Otherwise, if either operand is of type double, the other operand is
converted to type double.
Otherwise, if either operand is of type float, the other operand is
converted to type float.
Otherwise, if either operand is of type ulong, the other operand is
converted to type ulong, or a
compile-time error occurs if the other
operand is of type sbyte, short, int,
or long.
Otherwise, if either operand is of type long, the other operand is
converted to type long.
Otherwise, if either operand is of type uint and the other operand is of
type sbyte, short, or int, both
operands are converted to type long.
Otherwise, if either operand is of type uint, the other operand is
converted to type uint.
Otherwise, both operands are converted to type int.

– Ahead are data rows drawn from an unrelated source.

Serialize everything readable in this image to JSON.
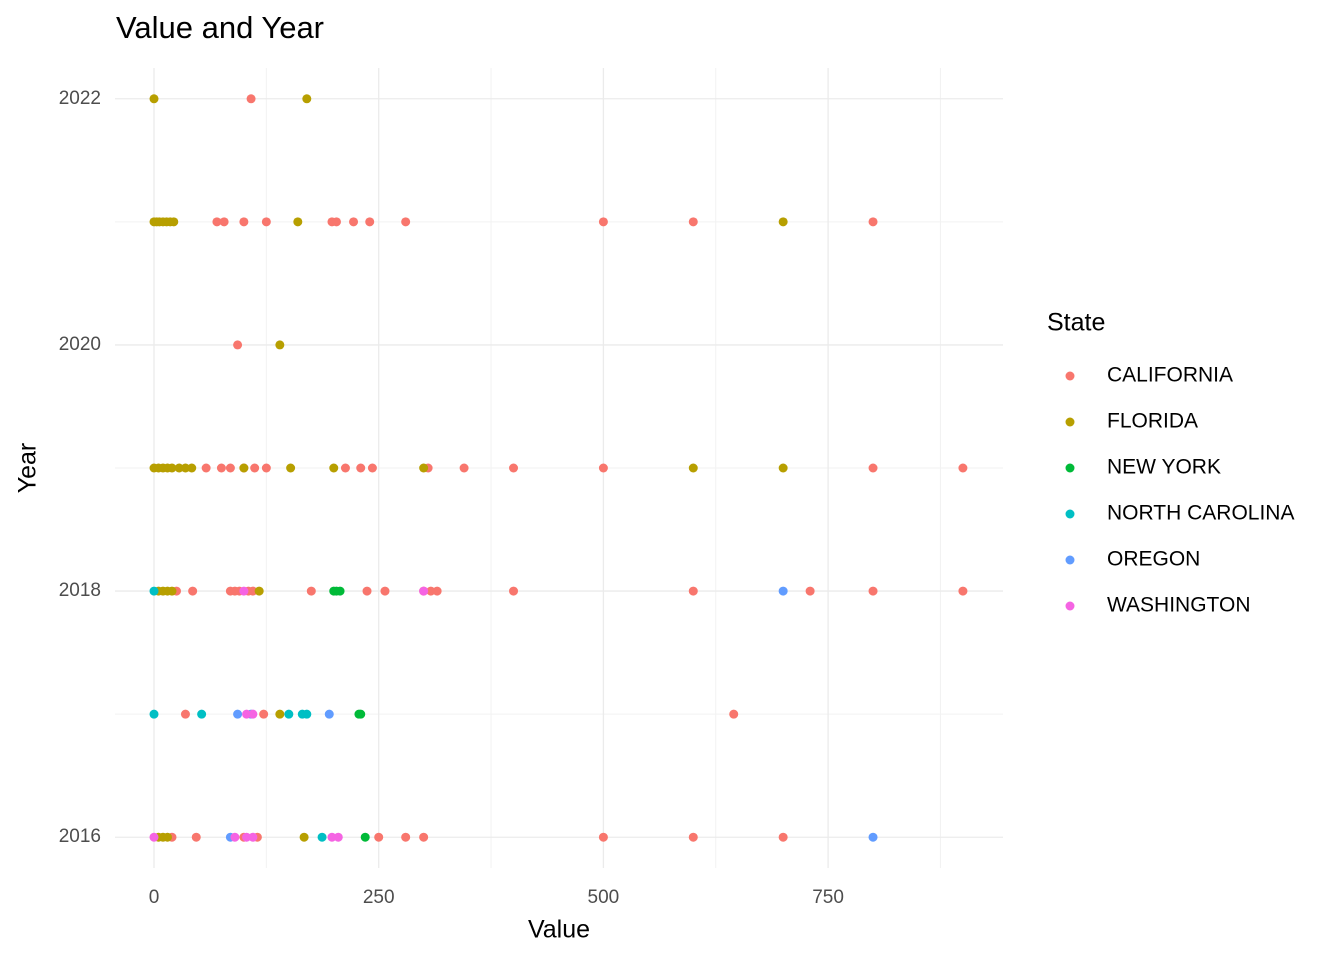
{
  "chart_data": {
    "type": "scatter",
    "title": "Value and Year",
    "x_label": "Value",
    "y_label": "Year",
    "legend_title": "State",
    "xlim": [
      -43.4,
      944.6
    ],
    "ylim": [
      2015.75,
      2022.25
    ],
    "xticks": [
      0,
      250,
      500,
      750
    ],
    "yticks": [
      2016,
      2018,
      2020,
      2022
    ],
    "grid": true,
    "series": [
      {
        "name": "CALIFORNIA",
        "color": "#f8766d",
        "x": [
          108,
          70,
          78,
          100,
          125,
          198,
          203,
          222,
          240,
          280,
          500,
          600,
          800,
          93,
          58,
          75,
          85,
          100,
          112,
          125,
          213,
          230,
          243,
          305,
          345,
          400,
          500,
          800,
          900,
          25,
          43,
          85,
          90,
          95,
          105,
          110,
          175,
          237,
          257,
          300,
          308,
          315,
          400,
          600,
          730,
          800,
          900,
          35,
          122,
          645,
          20,
          47,
          100,
          115,
          250,
          280,
          300,
          500,
          600,
          700
        ],
        "y": [
          2022,
          2021,
          2021,
          2021,
          2021,
          2021,
          2021,
          2021,
          2021,
          2021,
          2021,
          2021,
          2021,
          2020,
          2019,
          2019,
          2019,
          2019,
          2019,
          2019,
          2019,
          2019,
          2019,
          2019,
          2019,
          2019,
          2019,
          2019,
          2019,
          2018,
          2018,
          2018,
          2018,
          2018,
          2018,
          2018,
          2018,
          2018,
          2018,
          2018,
          2018,
          2018,
          2018,
          2018,
          2018,
          2018,
          2018,
          2017,
          2017,
          2017,
          2016,
          2016,
          2016,
          2016,
          2016,
          2016,
          2016,
          2016,
          2016,
          2016
        ]
      },
      {
        "name": "FLORIDA",
        "color": "#b79f00",
        "x": [
          0,
          170,
          0,
          3,
          6,
          10,
          14,
          18,
          22,
          160,
          700,
          140,
          0,
          5,
          10,
          15,
          20,
          28,
          35,
          42,
          100,
          152,
          200,
          300,
          600,
          700,
          5,
          10,
          15,
          20,
          117,
          140,
          5,
          10,
          15,
          167
        ],
        "y": [
          2022,
          2022,
          2021,
          2021,
          2021,
          2021,
          2021,
          2021,
          2021,
          2021,
          2021,
          2020,
          2019,
          2019,
          2019,
          2019,
          2019,
          2019,
          2019,
          2019,
          2019,
          2019,
          2019,
          2019,
          2019,
          2019,
          2018,
          2018,
          2018,
          2018,
          2018,
          2017,
          2016,
          2016,
          2016,
          2016
        ]
      },
      {
        "name": "NEW YORK",
        "color": "#00ba38",
        "x": [
          200,
          203,
          207,
          228,
          230,
          235
        ],
        "y": [
          2018,
          2018,
          2018,
          2017,
          2017,
          2016
        ]
      },
      {
        "name": "NORTH CAROLINA",
        "color": "#00bfc4",
        "x": [
          0,
          0,
          53,
          150,
          165,
          170,
          187
        ],
        "y": [
          2018,
          2017,
          2017,
          2017,
          2017,
          2017,
          2016
        ]
      },
      {
        "name": "OREGON",
        "color": "#619cff",
        "x": [
          700,
          93,
          108,
          195,
          85,
          800
        ],
        "y": [
          2018,
          2017,
          2017,
          2017,
          2016,
          2016
        ]
      },
      {
        "name": "WASHINGTON",
        "color": "#f564e3",
        "x": [
          100,
          300,
          103,
          110,
          0,
          90,
          103,
          110,
          198,
          205
        ],
        "y": [
          2018,
          2018,
          2017,
          2017,
          2016,
          2016,
          2016,
          2016,
          2016,
          2016
        ]
      }
    ]
  }
}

So, basically operands smaller than an int will be converted to int for these operators (and the result will be an int for the non-relational ops).

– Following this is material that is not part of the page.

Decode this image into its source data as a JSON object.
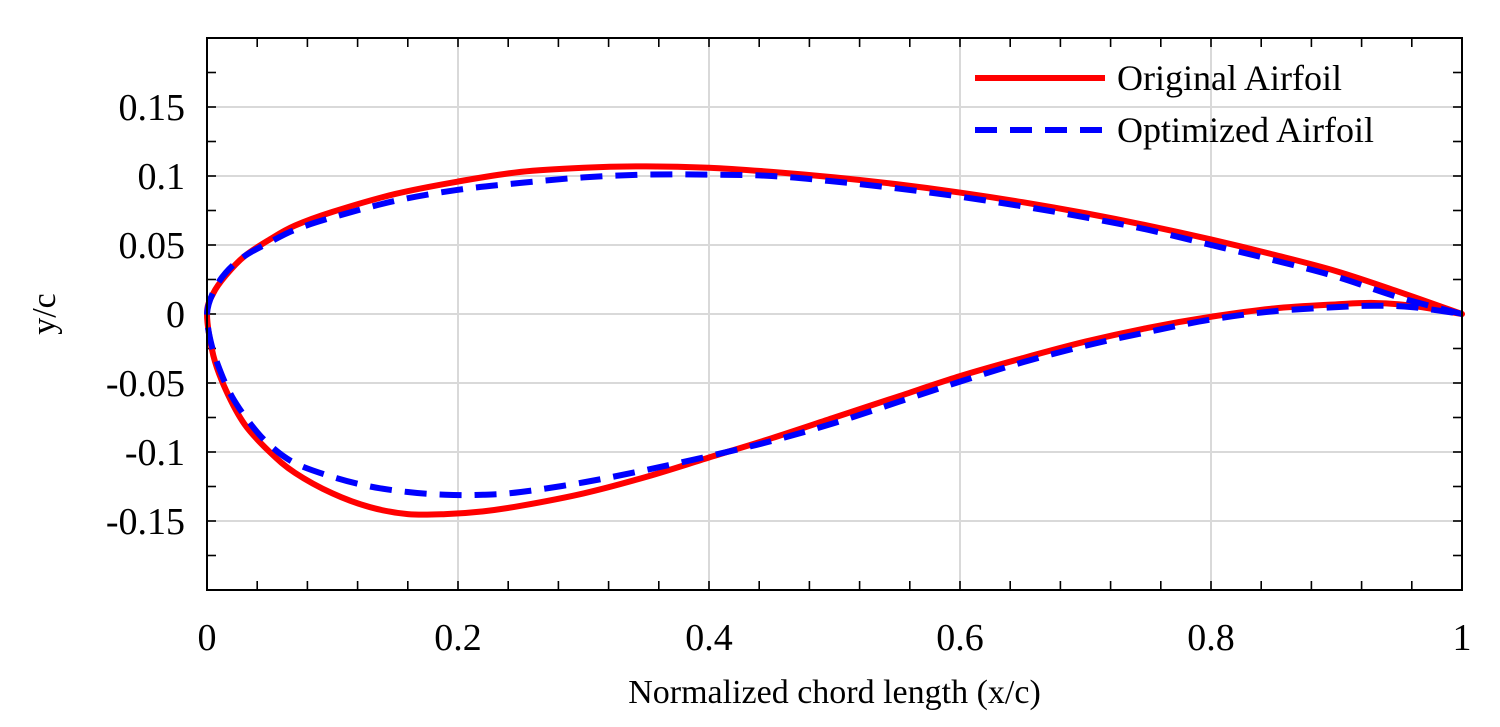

I said that I couldn't give you a rationale; however, I will make a guess at one - I think that the designers of C# wanted to make sure that operations that might lose information if narrowed would need to have that narrowing operation made explicit by the programmer in the form of a cast. For example:
byte a = 200;
byte b = 100;
byte c = a + b; // value would be truncated
While this kind of truncation wouldn't happen when performing an xor operation between two byte operands, I think that the language designers probably didn't want to have a more complex set of rules where some operations would need explicit casts and other not.
Just a small note: the above quote is 'informational' not 'normative', but it covers all the cases in an easy to read form. Strictly speaking (in a normative sense), the reason the ^ operator behaves this way is because the closest overload for that operator when dealing with byte operands is (from 14.10.1 "Integer logical operators"):
int operator ^(int x, int y);
Therefore, as the informative text explains, the operands are promoted to int and an int result is produced.
FWIW
byte a = 25;
byte b = 60;
a = a ^ b;
does not work. However
byte a = 25;
byte b = 60;
a ^= b;
does work.
The demigod programmer from Microsoft has an answer: Link
And maybe it's more about compiler design. They make the compiler simpler by generalizing the compiling process, it doesn't have to look at operator of operands, so it lumped bitwise operations in the same category as arithmetic operators. Thereby, subjected to type widening
Link dead, archive here:
https://web.archive.org/web/20140118171646/http://blogs.msdn.com/b/oldnewthing/archive/2004/03/10/87247.aspx
I guess its because the operator XOR is defined for booleans and integers.
And a cast of the result from the integer result to a byte is an information-losing conversion ; hence needs an explicit cast (nod from the programmer).
It seems to be because in C# language specifications, it is defined for integer and long
http://msdn.microsoft.com/en-us/library/aa691307%28v=VS.71%29.aspx
So, what actually happens is that compiler casts byte operands to int implicitly because there is no loss of data that way. But the result (which is int) can not be down-cast-ed without loss of data (implicitly). So, you need to tell the compiler explicitly that you know what you are doing!
As to why the two bytes have to be converted to ints to do the XOR?
If you want to dig into it, 12.1.2 of the CLI Spec (Partition I) describes the fact that, on the evaluation stack, only int or long can exist. All shorter integral types have to be expanded during evaluation.
Unfortunately, I can't find a suitable link directly to the CLI Spec - I've got a local copy as PDF, but can't remember where I got it from.
This has more to do with the rules surrounding implicit and explicit casting in the CLI specification. An integer (int = System.Int32 = 4 bytes) is wider than a byte (1 byte, obviously!). Therefore any cast from int to byte is potentially a narrowing cast. Therefore, the compiler wants you to make this explicit.